L’International Rescue Committee riporta che gli Stati Uniti [nel 2015 ndr] hanno accolto solo 1541 degli oltre 4 milioni di rifugiati siriani dall’inizio della guerra civile 5 anni fa [ora 8 anni ndr]. Contrariamente, la Germania ha in programma di accoglierne circa 800.000 per il 2016. Una mappa postata via twitter da Luay Al-Khatteeb, un “non resident scholar” presso la Brookings Institution mostra la differenza che esiste fra gli Stati Arabi e il Golfo Persico rispetto ad altri paesi quali la Giordania, il Libano e la Turchia per quanto riguarda l’aiuto ai rifugiati.
Grazie agli appelli che si sono levati grazie alla diffusione di queste immagini ci saranno indubbiamente pressioni molto maggiori su quei paesi perché aprano le loro frontiere ai rifugiati nel momento del bisogno.
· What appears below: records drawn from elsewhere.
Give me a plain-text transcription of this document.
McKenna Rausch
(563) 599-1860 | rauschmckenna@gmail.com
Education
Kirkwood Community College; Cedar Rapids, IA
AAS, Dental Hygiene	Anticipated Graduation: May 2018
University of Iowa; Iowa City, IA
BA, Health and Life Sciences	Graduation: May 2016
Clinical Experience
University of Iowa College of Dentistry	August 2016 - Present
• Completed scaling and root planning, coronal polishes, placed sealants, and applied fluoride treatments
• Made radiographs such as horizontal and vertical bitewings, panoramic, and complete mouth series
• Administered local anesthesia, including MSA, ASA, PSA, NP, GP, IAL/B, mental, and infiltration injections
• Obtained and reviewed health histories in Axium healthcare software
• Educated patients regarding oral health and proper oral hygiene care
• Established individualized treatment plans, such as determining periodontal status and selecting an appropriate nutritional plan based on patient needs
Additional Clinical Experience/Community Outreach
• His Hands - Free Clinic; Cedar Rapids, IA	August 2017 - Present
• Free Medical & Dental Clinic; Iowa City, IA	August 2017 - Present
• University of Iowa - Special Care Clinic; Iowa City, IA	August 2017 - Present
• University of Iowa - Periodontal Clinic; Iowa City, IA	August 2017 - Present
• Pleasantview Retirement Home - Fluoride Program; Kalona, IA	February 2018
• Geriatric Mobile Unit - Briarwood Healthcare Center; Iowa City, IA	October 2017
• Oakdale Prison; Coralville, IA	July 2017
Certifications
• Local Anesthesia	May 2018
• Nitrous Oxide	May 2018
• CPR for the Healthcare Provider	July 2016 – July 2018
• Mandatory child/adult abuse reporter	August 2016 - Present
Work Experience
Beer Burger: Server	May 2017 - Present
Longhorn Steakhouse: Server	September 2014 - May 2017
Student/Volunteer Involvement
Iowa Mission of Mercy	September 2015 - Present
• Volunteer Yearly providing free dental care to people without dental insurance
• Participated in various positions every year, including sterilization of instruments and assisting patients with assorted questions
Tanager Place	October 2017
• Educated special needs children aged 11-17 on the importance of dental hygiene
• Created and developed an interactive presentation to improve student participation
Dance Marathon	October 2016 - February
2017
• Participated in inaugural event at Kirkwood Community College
È stato così per il Primo Ministro inglese David Cameron quando parlando della gente che sta fuggendo dalla Siria e dall’Afghanistan li ha paragonati a uno “sciame”. Le immagini di Aylan hanno suscitato una tale pubblica autocritica che il paese ha reagito annunciando che avrebbe accolto fino a 20.000 rifugiati per la fine del 2020. «L’intero paese si è profondamente commosso per le strazianti immagini che abb9iamo visto negli ultimi giorni» ha detto il Primo Ministro. «È assolutamente giusto che la Gran Bretagna non venga meno alla responsabilità di aiutare quei rifugiati proprio come abbiamo orgogliosamente fatto nel corso della nostra storia».

Immagini capaci di creare responsabilità rimangono un elemento cruciale per coinvolgere la popolazione e le importanti figure pubbliche nella ricerca di soluzioni che portino a risultati significativi.
Se un’immagine vale mille parole, non potrebbe anche salvare mille vite umane?